In a recent article from the Journal of Dairy Science, North Carolina State University researchers reviewed factors that influence consumer sustainability perceptions, trends and desires for sustainability and how sustainability perceptions compare to popular plant-based alternatives.
Consumer perception of sustainability is impacted by different factors, including packaging, labeling, animal welfare, organic status, grass-fed or pasture-raised feeding systems, and local and clean label perceptions. Oftentimes, there is a disconnect between the consumer understanding and the industry definition of sustainability.
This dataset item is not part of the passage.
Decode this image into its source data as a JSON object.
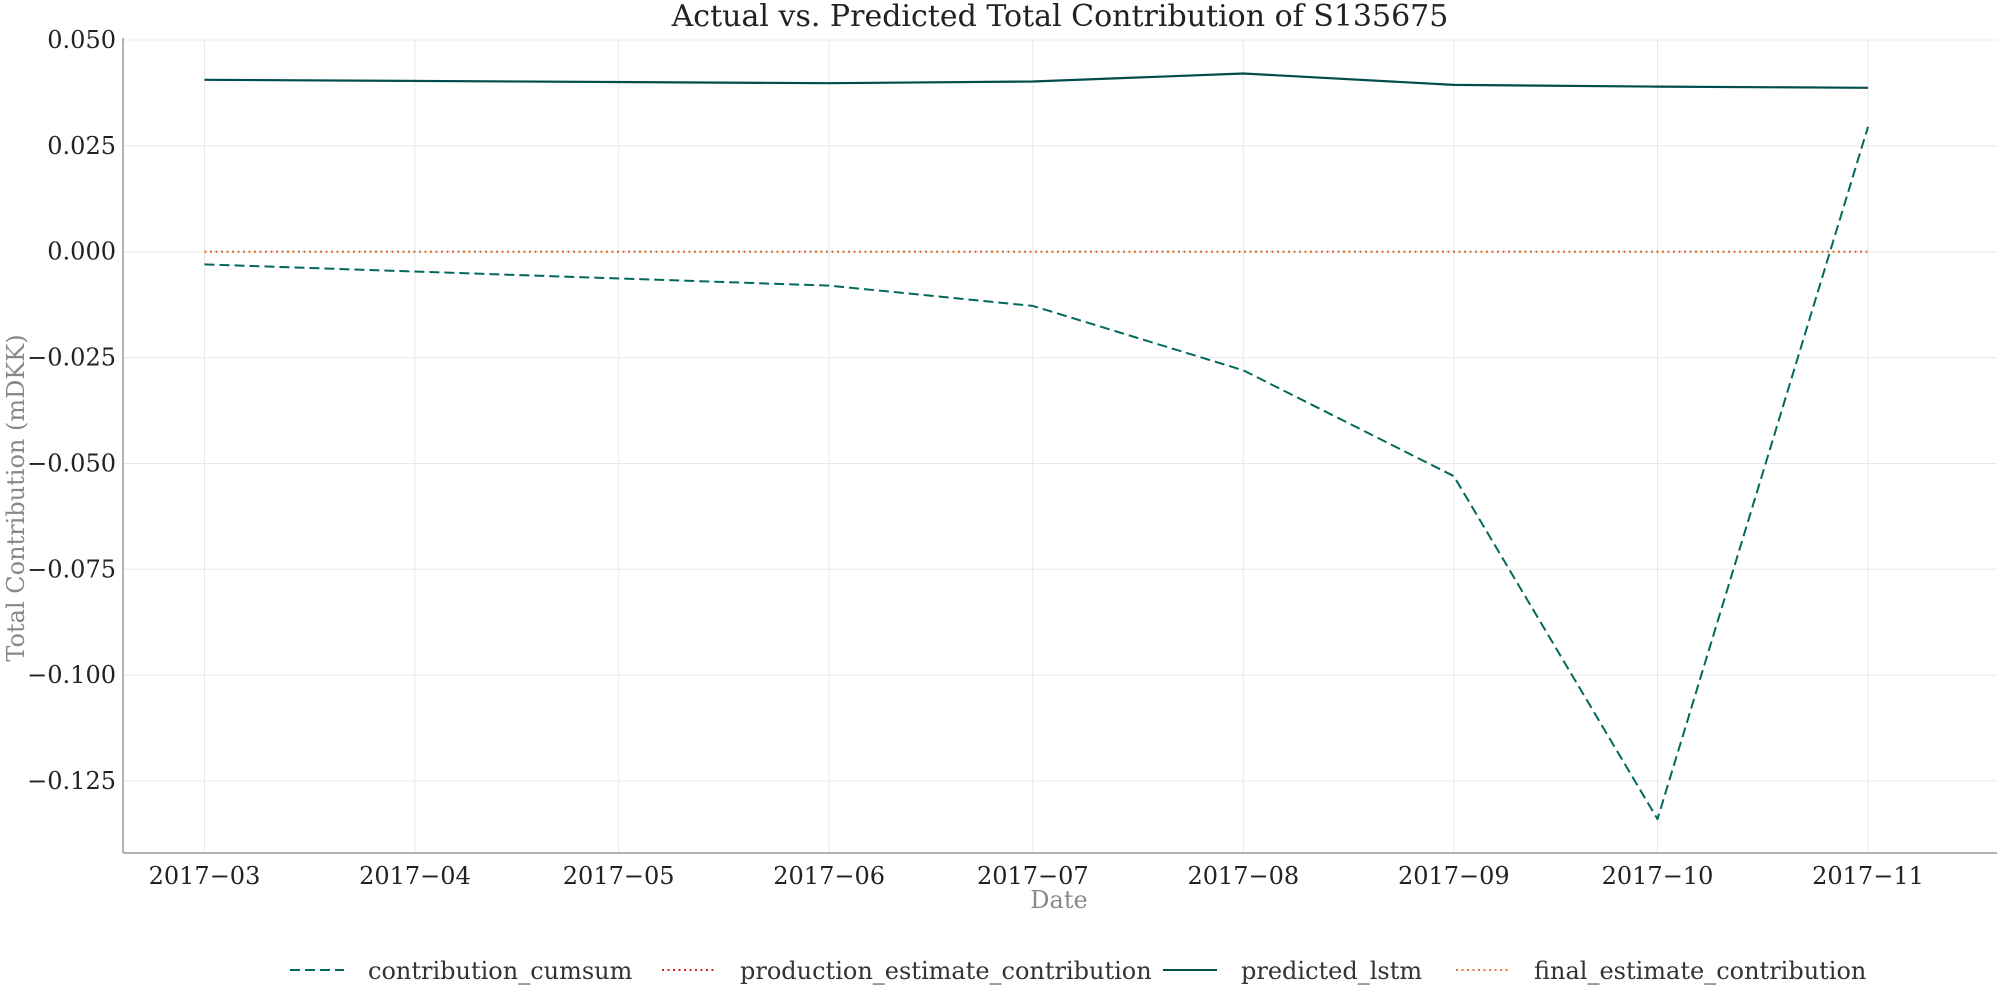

The authors of the study delved into the differences between sustainability definitions and consumer perception, and how strategic marketing could better educate consumers.
The three pillars of sustainability include environmental factors, consisting of water and land usage, greenhouse gas emissions and reliance on nonrenewable energy sources; economic factors, consisting of price of products and the ability of producers to remain profitable; and social factors, including the proportion of jobs held by undocumented workers and animal welfare.
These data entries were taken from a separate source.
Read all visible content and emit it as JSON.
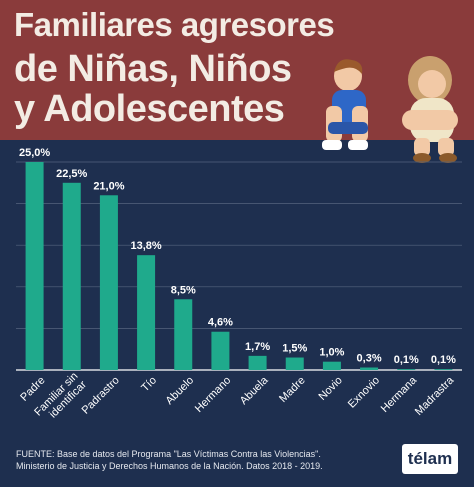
{
  "header": {
    "title_line1": "Familiares agresores",
    "title_line2": "de Niñas, Niños",
    "title_line3": "y Adolescentes"
  },
  "chart_data": {
    "type": "bar",
    "categories": [
      "Padre",
      "Familiar sin identificar",
      "Padrastro",
      "Tío",
      "Abuelo",
      "Hermano",
      "Abuela",
      "Madre",
      "Novio",
      "Exnovio",
      "Hermana",
      "Madrastra"
    ],
    "values": [
      25.0,
      22.5,
      21.0,
      13.8,
      8.5,
      4.6,
      1.7,
      1.5,
      1.0,
      0.3,
      0.1,
      0.1
    ],
    "data_labels": [
      "25,0%",
      "22,5%",
      "21,0%",
      "13,8%",
      "8,5%",
      "4,6%",
      "1,7%",
      "1,5%",
      "1,0%",
      "0,3%",
      "0,1%",
      "0,1%"
    ],
    "title": "Familiares agresores de Niñas, Niños y Adolescentes",
    "xlabel": "",
    "ylabel": "",
    "ylim": [
      0,
      25
    ],
    "grid": true,
    "legend": "none",
    "bar_color": "#1faa8c"
  },
  "footer": {
    "source_line1": "FUENTE: Base de datos del Programa \"Las Víctimas Contra las Violencias\".",
    "source_line2": "Ministerio de Justicia y Derechos Humanos de la Nación. Datos 2018 - 2019."
  },
  "logo": {
    "text": "télam"
  },
  "colors": {
    "background": "#1e2f4f",
    "header": "#8a3b3b",
    "bar": "#1faa8c",
    "grid": "#55647f",
    "text": "#ffffff"
  }
}
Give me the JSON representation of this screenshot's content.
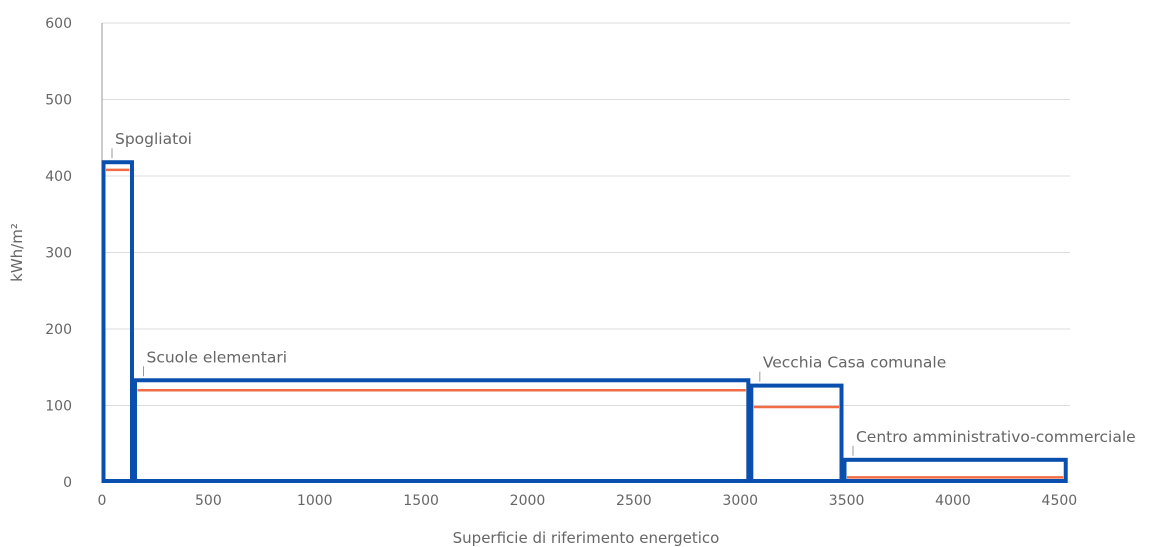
{
  "chart_data": {
    "type": "bar",
    "xlabel": "Superficie di riferimento energetico",
    "ylabel": "kWh/m²",
    "xlim": [
      0,
      4550
    ],
    "ylim": [
      0,
      600
    ],
    "x_ticks": [
      0,
      500,
      1000,
      1500,
      2000,
      2500,
      3000,
      3500,
      4000,
      4500
    ],
    "y_ticks": [
      0,
      100,
      200,
      300,
      400,
      500,
      600
    ],
    "grid": true,
    "colors": {
      "bar_outline": "#0a4fad",
      "reference_line": "#ef6c45",
      "grid": "#dcdcdc",
      "text": "#666666"
    },
    "bars": [
      {
        "label": "Spogliatoi",
        "x_start": 0,
        "x_end": 148,
        "value": 418,
        "reference": 408
      },
      {
        "label": "Scuole elementari",
        "x_start": 148,
        "x_end": 3045,
        "value": 133,
        "reference": 120
      },
      {
        "label": "Vecchia Casa comunale",
        "x_start": 3045,
        "x_end": 3483,
        "value": 126,
        "reference": 98
      },
      {
        "label": "Centro amministrativo-commerciale",
        "x_start": 3483,
        "x_end": 4537,
        "value": 29,
        "reference": 6
      }
    ]
  }
}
However, the authors of the study found that promotion of nonconventional dairy as a sustainable alternative could be more of a hindrance to the dairy industry and ultimately reduce consumer opinion and willingness to pay for conventional dairy. The study proposes use of strategic marketing and a consumer-centric approach to education to positively impact consumer perception of the dairy industry and dairy products.
Author Angelina Schiano, Ph.D., Department of Food, Bioprocessing and Nutrition Sciences, Southeast Dairy Foods Research Center, North Carolina University, said, “Consumers themselves have varied perceptions, definitions and options of sustainability that vary between categories and products within the dairy industry. Understanding where sustainability definitions overlap and diverge is more than a pedantic exercise; these definitions shape public opinion and policy and failing to consider the full ramifications of a chosen definition can have widespread consequences on the industry, the environment and human quality of life.”
Schiano added, “Cognitive overlap can result in halo effects that profoundly affect perception and purchase intent. For example, a product marketed as sustainable may be seen by consumers as healthier, or a product marketed as natural may be seen as more sustainable. This suggests that the most effective label claims to increase sustainability perception of organic milk are those that incorporate other aspects of sustainability along with organic status.”